L'Internationale hier et aujourd'hui

 

 

 

L'internationale

Producteurs-coordonnateurs : Philippe Langlois, et Frank Smith Un documentaire de Frédéric Touchard  Réalisation Gilles Mardirossian   

À partir de la première archive disponible de l’Internationale, datant du début du vingtième siècle, nous retournerons à l’origine de ce chant devenu, après son adoption par l’Internationale Socialiste, l’hymne d’une très large partie de la gauche à travers le monde, de certains groupes anarchistes jusqu’aux réformistes les plus modérés. 
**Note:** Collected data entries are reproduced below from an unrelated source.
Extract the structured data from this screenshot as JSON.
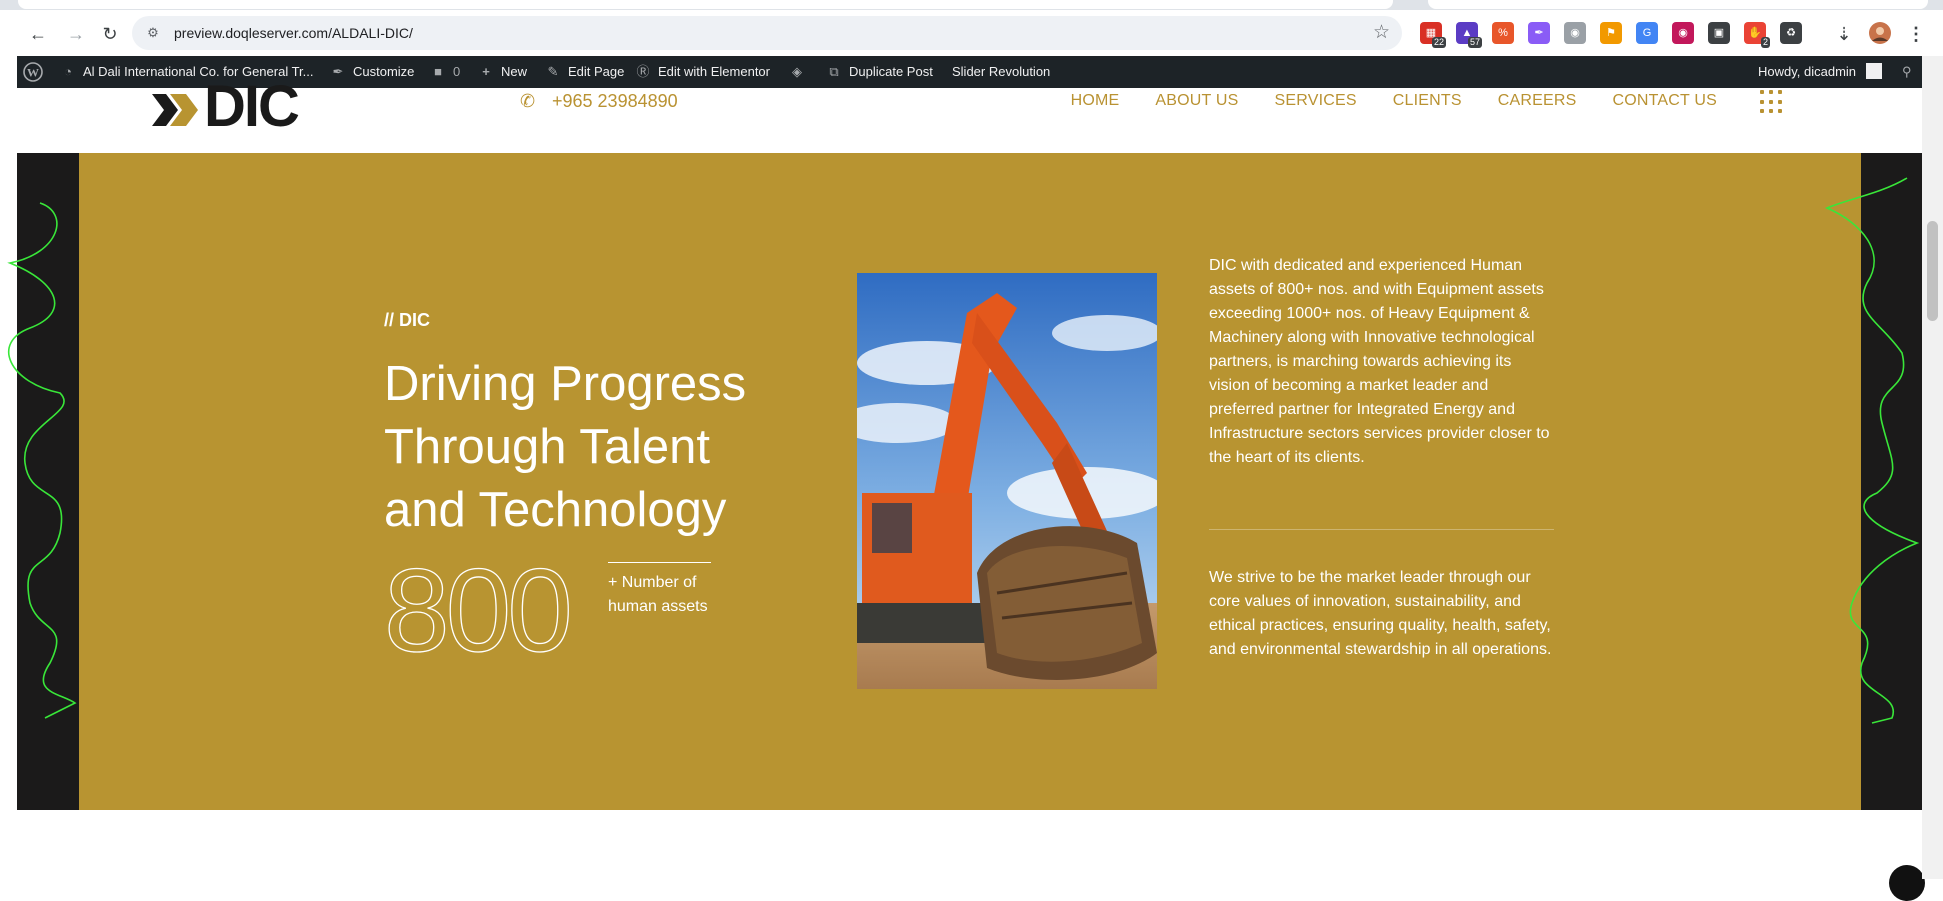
{
  "browser": {
    "url": "preview.doqleserver.com/ALDALI-DIC/",
    "extensions": [
      {
        "name": "calendar-ext-icon",
        "badge": "22",
        "color": "#d93025"
      },
      {
        "name": "hat-ext-icon",
        "badge": "57",
        "color": "#5b3cc4"
      },
      {
        "name": "percent-ext-icon",
        "badge": "",
        "color": "#e8562a"
      },
      {
        "name": "pen-ext-icon",
        "badge": "",
        "color": "#8a5cf6"
      },
      {
        "name": "camera-ext-icon",
        "badge": "",
        "color": "#9aa0a6"
      },
      {
        "name": "key-ext-icon",
        "badge": "",
        "color": "#f29900"
      },
      {
        "name": "translate-ext-icon",
        "badge": "",
        "color": "#4285f4"
      },
      {
        "name": "color-wheel-ext-icon",
        "badge": "",
        "color": "#c2185b"
      },
      {
        "name": "clapper-ext-icon",
        "badge": "",
        "color": "#3c4043"
      },
      {
        "name": "hand-ext-icon",
        "badge": "2",
        "color": "#ea4335"
      },
      {
        "name": "puzzle-ext-icon",
        "badge": "",
        "color": "#3c4043"
      }
    ]
  },
  "wpbar": {
    "site": "Al Dali International Co. for General Tr...",
    "customize": "Customize",
    "comments": "0",
    "new": "New",
    "edit_page": "Edit Page",
    "edit_elementor": "Edit with Elementor",
    "duplicate": "Duplicate Post",
    "slider": "Slider Revolution",
    "howdy": "Howdy, dicadmin"
  },
  "header": {
    "logo_text": "DIC",
    "phone": "+965 23984890",
    "nav": [
      "HOME",
      "ABOUT US",
      "SERVICES",
      "CLIENTS",
      "CAREERS",
      "CONTACT US"
    ]
  },
  "hero": {
    "kicker": "// DIC",
    "headline": "Driving Progress Through Talent and Technology",
    "stat_number": "800",
    "stat_label": "+ Number of human assets",
    "para1": "DIC with dedicated and experienced Human assets of 800+ nos. and with Equipment assets exceeding 1000+ nos. of Heavy Equipment & Machinery along with Innovative technological partners, is marching towards achieving its vision of becoming a market leader and preferred partner for Integrated Energy and Infrastructure sectors services provider closer to the heart of its clients.",
    "para2": "We strive to be the market leader through our core values of innovation, sustainability, and ethical practices, ensuring quality, health, safety, and environmental stewardship in all operations."
  },
  "colors": {
    "brand_gold": "#b89431",
    "dark": "#1b1a1a",
    "wpbar": "#1d2327",
    "annotation": "#39e639"
  }
}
L’Internationale fut composée en 1888, à partir d’un poème écrit durant la Commune de Paris par Eugène Pottier et à la demande de Gustave Delory (futur maire de Lille), par Pierre Degeyter, ouvrier de l’usine Fives-Cail, dans les faubourgs de Lille. Elle fut jouée pour la première fois cette même année dans un café de la rue de Béthune, avant de faire le tour du monde. 

Cent vingt ans plus tard, des personnalités plus ou moins célèbres évoquent ce que représente aujourd’hui cette chanson dans les quartiers de Fives et d’Hélesmes, dans ces banlieues de Lille où elle naquit, mais également dans les quartiers plus bourgeois du centre-ville, auprès de ceux dont l’histoire les fit côtoyer ce refrain.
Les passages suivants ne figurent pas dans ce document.